This repo is for CLIPPINGS for record linkage (japanese). It uses the CLIP model trained by a group that has no connection to this project.
-
datasets
- clippings_data_loaders.py : Contains the pytorch datasets, dataloaders and miners neccesary for training CLIPPINGS
- vit_datasets.py : pytorch custom datasets/loaders for training and working with ViT models
- vit_samplers.py : pytorch custom samplers for use in training
-
japan_font_files : A directory containing fonts needed to generate synthetic renders for training CLIPPINGS and ViT
-
models
- encoders.py: Contains some model components used in ViT (also an MLP for use in CLIPPINGS instead of mean pooling - deprecated)
-
scripts
- pre_process_data.py : To prepare the data needed for training Japanese CLIPPINGS for multi-modal record linkage
- prep_image_folder_ft.py : To prepare LABELLED data for training ViT and splitting into train-test-val (the same splits used for multimodal models)
- gen_synthetic_dataset
- create_font_image_folder.py
- multimodal_synth_noise.py
- vit_scripts (only listing important ones)

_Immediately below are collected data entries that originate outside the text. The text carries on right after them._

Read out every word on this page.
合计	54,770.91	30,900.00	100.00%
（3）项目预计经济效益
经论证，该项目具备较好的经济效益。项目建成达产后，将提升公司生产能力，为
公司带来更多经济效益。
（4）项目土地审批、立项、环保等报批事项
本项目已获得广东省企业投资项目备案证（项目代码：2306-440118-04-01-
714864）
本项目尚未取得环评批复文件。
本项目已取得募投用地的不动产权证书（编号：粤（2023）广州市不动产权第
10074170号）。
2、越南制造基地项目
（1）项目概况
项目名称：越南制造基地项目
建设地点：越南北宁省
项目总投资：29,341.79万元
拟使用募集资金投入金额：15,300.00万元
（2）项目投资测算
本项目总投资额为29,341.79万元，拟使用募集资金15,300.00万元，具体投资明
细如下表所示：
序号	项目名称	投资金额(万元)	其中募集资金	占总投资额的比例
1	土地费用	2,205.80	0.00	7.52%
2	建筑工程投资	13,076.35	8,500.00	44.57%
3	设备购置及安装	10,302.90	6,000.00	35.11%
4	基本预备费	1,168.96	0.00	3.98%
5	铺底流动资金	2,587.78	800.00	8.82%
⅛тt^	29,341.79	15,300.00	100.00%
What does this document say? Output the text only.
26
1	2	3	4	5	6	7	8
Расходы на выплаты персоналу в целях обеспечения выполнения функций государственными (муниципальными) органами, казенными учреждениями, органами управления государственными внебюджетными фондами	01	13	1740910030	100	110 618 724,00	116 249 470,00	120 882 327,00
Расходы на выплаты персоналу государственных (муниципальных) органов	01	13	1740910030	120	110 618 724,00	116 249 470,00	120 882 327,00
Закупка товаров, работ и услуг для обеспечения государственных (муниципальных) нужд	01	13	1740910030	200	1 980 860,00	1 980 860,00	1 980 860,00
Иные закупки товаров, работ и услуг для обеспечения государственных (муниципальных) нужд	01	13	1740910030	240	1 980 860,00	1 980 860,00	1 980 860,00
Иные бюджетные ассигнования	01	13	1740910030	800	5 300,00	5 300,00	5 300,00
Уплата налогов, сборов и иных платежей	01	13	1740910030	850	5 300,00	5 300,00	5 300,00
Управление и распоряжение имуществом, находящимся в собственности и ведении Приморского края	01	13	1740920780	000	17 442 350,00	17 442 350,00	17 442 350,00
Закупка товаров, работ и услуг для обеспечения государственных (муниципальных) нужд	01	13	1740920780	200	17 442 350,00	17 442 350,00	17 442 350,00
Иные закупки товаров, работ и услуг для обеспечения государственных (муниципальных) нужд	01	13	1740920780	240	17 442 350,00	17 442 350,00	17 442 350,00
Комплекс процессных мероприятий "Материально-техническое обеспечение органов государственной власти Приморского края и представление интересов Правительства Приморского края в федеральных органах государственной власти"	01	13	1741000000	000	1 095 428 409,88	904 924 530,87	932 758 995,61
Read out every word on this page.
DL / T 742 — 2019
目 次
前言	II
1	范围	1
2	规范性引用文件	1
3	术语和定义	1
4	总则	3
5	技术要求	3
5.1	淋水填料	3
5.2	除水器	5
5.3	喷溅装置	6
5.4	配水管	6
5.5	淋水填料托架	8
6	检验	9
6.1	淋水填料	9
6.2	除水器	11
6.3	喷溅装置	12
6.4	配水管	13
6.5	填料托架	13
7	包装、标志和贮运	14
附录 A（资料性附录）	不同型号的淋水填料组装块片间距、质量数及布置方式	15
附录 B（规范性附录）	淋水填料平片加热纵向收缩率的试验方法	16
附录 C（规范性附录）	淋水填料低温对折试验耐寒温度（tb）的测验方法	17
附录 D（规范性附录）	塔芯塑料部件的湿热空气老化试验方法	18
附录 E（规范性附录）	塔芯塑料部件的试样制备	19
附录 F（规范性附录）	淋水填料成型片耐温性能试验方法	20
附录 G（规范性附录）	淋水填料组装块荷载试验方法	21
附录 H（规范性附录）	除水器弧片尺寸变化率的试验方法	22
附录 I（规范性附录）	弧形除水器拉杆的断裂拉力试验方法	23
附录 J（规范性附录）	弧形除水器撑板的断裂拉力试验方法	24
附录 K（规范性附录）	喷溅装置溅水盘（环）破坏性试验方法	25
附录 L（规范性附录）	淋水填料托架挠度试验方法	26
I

- synth_line_H_V_skip_fonts_wordlist.py : Generate synthetic text redners using a word list
- split_dataset.py : Split synthetically rendered data into train-val-test
-
utils
- datasets_utils.py : Contains the main torchvision transformations needed to transform the images before feeding them into the model
- gen_synthetic_segments : Some data augmentation functions to prepare random augmentations (Augmentations are only used in the ViT training and not the CLIPPINGS model)
- matched_accuracy.py : Functions to calculate match accuracy (main result in the paper)
- nomatch_accuracy.py : Functions to calculate no-match accuracy (supplementary table)
-
train_clippings.py : Script that supports both language-image pretraining of an underlying clip model as well as the main function to train "CLIPPINGS"
-
infer_clippings.py : Run inference to embed image-text pairs given model weights, perform SLINK, find the optimum threshold using the val set and present ARI for the test data
-
clippings_japanese.yml : The conda environment containing all dependencies
(Coming soon)
This section provides the commands (with relevant arguments) to replicate the results in the main paper.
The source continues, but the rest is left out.